We always set up oranges and sunflower seeds in our camp. Many species come to them.


Audubon's oriole

We visited Seventy Acre Lake a few times and always found some good birds.  But there are not as many as we have had in the past. The most exciting bird we have ever seen there was a jacana, visiting us from Mexico.

I think this is a juvenile Lincoln's sparrow

A mix of shovelers and blue-winged teal

One of our walks was on alongside the lake, and then on to the group camping area. Wildflowers were just starting to bloom.


Verbena

I think this is Mexican Primrose

Not sure what this is but had very interesting leaves

A pair of pelicans hanging out together

I think this is a white evening primrose 

Blooming yucca

A closeup of its flowers

Nature's own arrangement

I think this is sweet acacia

 I also love to go find the invasive Mother-of-thousands and see how it is spreading. It must cover about an acre now. On one of my early trips, I found it and thought it was a native plant. I pinched off a little cutting. A piece of that cutting fell into a crack in my steps to my upstairs condo. I came back from a long summer vacation to find it thriving in its crack.  THEN I found it was very invasive.

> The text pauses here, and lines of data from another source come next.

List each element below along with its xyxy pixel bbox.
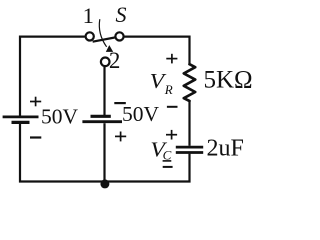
battery B2 short plate (−, top) <box>91 115 111 118</box>
polarity − (B1) <box>30 136 41 138</box>
svg-text:S: S <box>116 2 127 27</box>
svg-text:2uF: 2uF <box>207 136 244 162</box>
capacitor C top plate <box>176 146 203 149</box>
wire: resistor to capacitor <box>188 102 190 146</box>
wire: node S to top-right corner down to resistor <box>124 37 189 65</box>
switch blade <box>93 38 115 42</box>
polarity + (VR) <box>166 54 177 64</box>
polarity + (VC) <box>166 130 177 140</box>
switch throw arrowhead <box>106 45 113 52</box>
svg-text:1: 1 <box>83 3 94 28</box>
svg-text:2: 2 <box>109 48 121 73</box>
wire: junction along bottom to bottom-right corner up to capacitor <box>104 154 189 182</box>
switch throw arc <box>99 19 106 47</box>
switch terminal 2 <box>101 58 110 67</box>
svg-text:R: R <box>164 82 173 97</box>
svg-text:50V: 50V <box>41 105 79 129</box>
svg-text:5KΩ: 5KΩ <box>204 67 253 94</box>
wire: node1 to top-left corner down to battery B1 + <box>20 37 85 116</box>
switch terminal 1 <box>86 32 94 40</box>
capacitor C bottom plate <box>176 151 203 154</box>
battery B1 long plate (+) <box>3 116 39 119</box>
svg-text:50V: 50V <box>122 102 160 126</box>
battery B2 long plate (+, bottom) <box>82 120 122 123</box>
resistor R (5KΩ) zigzag <box>184 64 195 101</box>
wire: battery B1 − to bottom-left corner to junction <box>20 124 104 182</box>
polarity + (B1) <box>30 97 41 107</box>
polarity + (B2) <box>115 132 126 142</box>
wire: battery B2 to junction <box>103 123 105 181</box>
wire: node 2 down to battery B2 <box>103 67 105 116</box>
label VC <box>150 137 171 162</box>
switch terminal S (pivot) <box>115 32 123 40</box>
polarity − (B2) <box>114 102 126 104</box>
polarity − (VC) <box>163 166 173 168</box>
junction dot <box>100 179 109 188</box>
polarity − (VR) <box>167 106 178 108</box>
battery B1 short plate (−) <box>12 121 30 124</box>
label VR <box>150 69 173 97</box>
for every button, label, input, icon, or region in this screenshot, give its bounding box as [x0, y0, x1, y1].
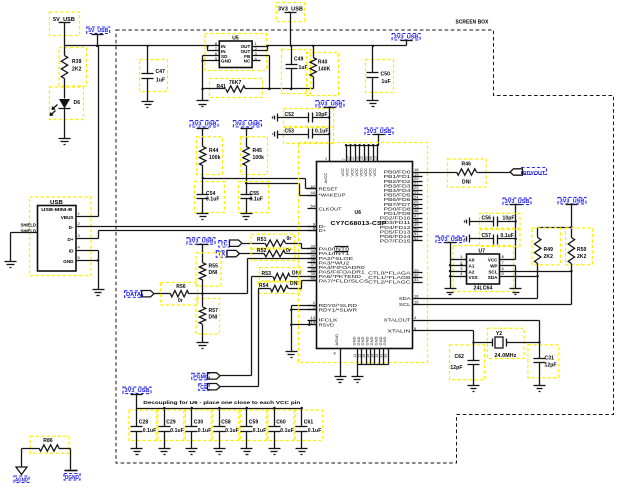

Mother-of-thousands around a yucca

The bloom is gorgeous 

I caught a caracara watching me take pictures of the Mother-of-thousands

Agarito  blooms - this is know as a nurse plant because deer
won't stick their noses into it to get a seedling of another species

I think this might be bristleleaf pricklyleaf

Part of a large patch of verbena

 A young female vermillion flycatcher

The great egrets were already in breeding plumbage

A lovely sunset

On a personal note.  I have arrived and am almost settled in to my little house in Colorado.  I judged a part of a regional science fair this past Thursday and Friday.  Monday will get hectic as we all ramp up get the physical stuff done to be ready to the Crane Festival next weekend. Part of our staff meeting will involve digging out the pullouts along the nature drive. I'm hoping it will rain enough over the weekend to take care of most of it.  But we have so much snow, we had to plow it up so the thousands of sandhill cranes could find the barley seeds we grow for them.